While he doesn’t consider himself a natural multi-tasker, Bebo Norman is getting a ton of firsthand experience these days. When we recently caught up by phone to chat about his first non-holiday project for BEC, he was gently trying to encourage his one-year-old son Smith to eat his Goldfish crackers rather than throw them on the floor.
“It’s just a normal day as a father,” Norman says with a laugh. “It’s definitely not easy for me to do several things at once, but I wouldn’t trade it for the world.”
And for a guy who admittedly thrives on consistency in what’s typically an inconsistent life as a traveling musician, Norman is stepping out of his proverbial comfort zone with his music, too. Not only does his latest work bridge the gap between his acoustic, singer/songwriter roots and the decidedly pop flair he’s embraced on 2001’s Big Blue Sky and 2004’s Between the Dreaming and the Coming True sonically, but his decision to self-title his latest work, something artists usually do on their first album to brand themselves, symbolizes this new beginning.
“I’m doing some new things, really just starting fresh,” Norman shares. “This particular recording experience has been really phenomenal. From a creative standpoint, I’ve felt like a kid again. And I realized something really important—that I am inspired to still make music, and I still feel like I can do it well. If I can’t do it well, then I really don’t want to do it.”
Teaming up with friend and fellow artist Jason Ingram, the process of making the album really took off with a track titled “Ruins.”

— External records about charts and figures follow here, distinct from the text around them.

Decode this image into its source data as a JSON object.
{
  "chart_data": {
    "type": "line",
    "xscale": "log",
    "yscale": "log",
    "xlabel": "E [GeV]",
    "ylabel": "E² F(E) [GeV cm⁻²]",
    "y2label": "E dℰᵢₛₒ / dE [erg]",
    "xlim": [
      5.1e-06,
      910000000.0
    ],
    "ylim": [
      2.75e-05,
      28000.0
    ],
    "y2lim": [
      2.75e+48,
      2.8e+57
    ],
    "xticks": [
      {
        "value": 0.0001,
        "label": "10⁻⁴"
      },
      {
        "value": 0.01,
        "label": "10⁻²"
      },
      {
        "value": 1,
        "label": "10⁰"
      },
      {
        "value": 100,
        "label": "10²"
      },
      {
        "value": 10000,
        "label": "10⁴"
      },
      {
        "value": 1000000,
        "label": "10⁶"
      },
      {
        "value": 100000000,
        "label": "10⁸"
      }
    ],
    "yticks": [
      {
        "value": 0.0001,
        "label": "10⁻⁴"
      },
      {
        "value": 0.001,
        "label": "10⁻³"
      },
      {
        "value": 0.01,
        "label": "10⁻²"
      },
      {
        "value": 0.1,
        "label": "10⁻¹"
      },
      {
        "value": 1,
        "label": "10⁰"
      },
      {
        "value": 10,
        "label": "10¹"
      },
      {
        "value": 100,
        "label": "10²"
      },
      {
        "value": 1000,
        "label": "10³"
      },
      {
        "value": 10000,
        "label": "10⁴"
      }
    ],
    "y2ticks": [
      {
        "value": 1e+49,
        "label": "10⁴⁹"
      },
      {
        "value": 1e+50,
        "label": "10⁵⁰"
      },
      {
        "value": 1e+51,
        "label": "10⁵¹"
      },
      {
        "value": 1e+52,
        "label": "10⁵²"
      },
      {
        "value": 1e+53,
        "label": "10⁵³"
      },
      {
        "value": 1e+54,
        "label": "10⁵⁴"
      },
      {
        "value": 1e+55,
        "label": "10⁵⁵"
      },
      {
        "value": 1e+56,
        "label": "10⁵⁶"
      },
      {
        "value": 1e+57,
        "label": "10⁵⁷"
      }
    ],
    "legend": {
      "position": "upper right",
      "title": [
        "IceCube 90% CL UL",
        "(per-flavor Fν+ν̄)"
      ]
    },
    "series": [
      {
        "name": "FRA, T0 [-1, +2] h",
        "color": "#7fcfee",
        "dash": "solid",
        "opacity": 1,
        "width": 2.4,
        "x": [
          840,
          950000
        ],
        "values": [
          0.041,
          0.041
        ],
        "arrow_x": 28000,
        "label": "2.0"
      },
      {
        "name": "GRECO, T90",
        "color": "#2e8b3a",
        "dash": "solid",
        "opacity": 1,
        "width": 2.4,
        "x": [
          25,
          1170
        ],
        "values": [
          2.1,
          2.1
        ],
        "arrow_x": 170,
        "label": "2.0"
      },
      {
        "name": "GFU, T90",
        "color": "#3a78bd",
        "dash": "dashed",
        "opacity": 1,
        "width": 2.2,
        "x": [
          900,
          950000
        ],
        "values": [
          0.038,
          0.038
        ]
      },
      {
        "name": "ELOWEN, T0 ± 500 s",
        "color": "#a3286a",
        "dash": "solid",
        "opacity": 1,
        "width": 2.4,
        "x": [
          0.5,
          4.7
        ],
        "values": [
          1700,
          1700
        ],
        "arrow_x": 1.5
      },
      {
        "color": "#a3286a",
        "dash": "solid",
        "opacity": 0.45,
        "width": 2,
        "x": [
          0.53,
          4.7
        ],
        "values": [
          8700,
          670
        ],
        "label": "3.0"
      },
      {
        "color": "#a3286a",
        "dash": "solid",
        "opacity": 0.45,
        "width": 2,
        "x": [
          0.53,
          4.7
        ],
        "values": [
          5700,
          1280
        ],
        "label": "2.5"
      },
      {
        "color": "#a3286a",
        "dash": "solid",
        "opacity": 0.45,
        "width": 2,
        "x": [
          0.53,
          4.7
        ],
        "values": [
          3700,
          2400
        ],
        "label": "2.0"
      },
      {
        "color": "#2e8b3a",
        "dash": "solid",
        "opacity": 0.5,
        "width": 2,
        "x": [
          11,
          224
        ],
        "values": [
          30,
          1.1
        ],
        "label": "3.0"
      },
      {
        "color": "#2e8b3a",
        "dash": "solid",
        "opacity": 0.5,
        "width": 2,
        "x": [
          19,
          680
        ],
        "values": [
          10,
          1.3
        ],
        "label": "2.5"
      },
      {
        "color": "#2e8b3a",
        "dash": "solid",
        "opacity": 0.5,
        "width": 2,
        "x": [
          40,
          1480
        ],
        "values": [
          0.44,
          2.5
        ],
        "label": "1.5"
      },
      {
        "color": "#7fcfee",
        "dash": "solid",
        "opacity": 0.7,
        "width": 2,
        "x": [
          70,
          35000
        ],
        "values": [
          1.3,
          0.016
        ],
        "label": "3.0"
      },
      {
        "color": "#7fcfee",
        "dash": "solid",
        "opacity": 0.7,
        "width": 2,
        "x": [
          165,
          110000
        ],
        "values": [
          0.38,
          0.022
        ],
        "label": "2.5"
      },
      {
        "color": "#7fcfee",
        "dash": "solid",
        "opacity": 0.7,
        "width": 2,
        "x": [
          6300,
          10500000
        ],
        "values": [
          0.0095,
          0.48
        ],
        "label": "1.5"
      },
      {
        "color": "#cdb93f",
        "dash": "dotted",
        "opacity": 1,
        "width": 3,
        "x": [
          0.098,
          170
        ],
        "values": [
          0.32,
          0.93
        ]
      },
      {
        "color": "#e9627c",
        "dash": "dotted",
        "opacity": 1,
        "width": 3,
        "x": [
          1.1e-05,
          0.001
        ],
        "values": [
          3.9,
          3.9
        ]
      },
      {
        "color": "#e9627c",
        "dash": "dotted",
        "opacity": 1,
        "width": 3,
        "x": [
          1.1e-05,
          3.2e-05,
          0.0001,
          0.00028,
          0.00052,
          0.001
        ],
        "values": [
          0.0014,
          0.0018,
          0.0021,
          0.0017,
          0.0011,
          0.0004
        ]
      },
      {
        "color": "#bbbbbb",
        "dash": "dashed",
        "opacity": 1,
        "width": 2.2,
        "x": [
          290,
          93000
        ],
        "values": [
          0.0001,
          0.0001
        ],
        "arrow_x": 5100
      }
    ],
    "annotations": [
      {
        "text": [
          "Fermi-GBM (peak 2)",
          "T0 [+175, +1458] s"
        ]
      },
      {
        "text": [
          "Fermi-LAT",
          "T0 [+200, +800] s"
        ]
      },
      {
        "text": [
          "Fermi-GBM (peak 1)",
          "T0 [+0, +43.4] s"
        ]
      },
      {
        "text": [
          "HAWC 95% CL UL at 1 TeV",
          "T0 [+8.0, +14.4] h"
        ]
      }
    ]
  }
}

“I don’t know how to write about anything but exactly what I’m living. So really, I probably should’ve written about feeding babies,” Norman shares. “But the theme behind the album is ‘let my ruins become the ground you [God] build upon.’ I actually considered calling the record ‘Ruins’ at one point because it’s such a pivotal moment. Ultimately, I made the decision not to because it sounded a little too dark,” Norman says. “The idea of ‘Ruins’ is actually hopeful, though. God does some of His best work where we fall short—the ruins. It was the first song that Jason and I worked on, and I was so moved, that really, I could’ve written just that one song, and it would’ve been the record for me.”
Another moment of unexpected inspiration came from an unlikely source—tabloid fixture Britney Spears.
When Spears locked her youngest son in the bathroom and was later wheeled out on a stretcher before being taken to a psych ward, Norman couldn’t help but be moved when he saw it played out on late-night TV.

“I saw this look of absolute confusion on her face, and my first instinct was to scoff and say ‘Whatever!’” Norman says. “But as I saw that brokenness in her, I started to think about how this girl was created by God just like I was created by God. It was a strange moment, instead of wanting to spew judgment and anger, I thought ‘What would Jesus say to me in a dark moment like that?’ He would probably say I’m sorry for this world being so hard, and I’m here. Hope is here.”

Penning the song, aptly titled “Britney,” in about 15 minutes, Norman is still surprised that it’s the first single (it’s currently in the Top 30 on Christian AC charts). But he’s excited that the song encourages culturally relevant dialogue. “As the Body of Christ, we often to fail to dig into cultural things. We should be writing songs that force people to talk about these issues,” Norman adds. “What our culture says to young girls about what’s beautiful, is horrible. As a believer, it’s my responsibility to say there’s a better way.”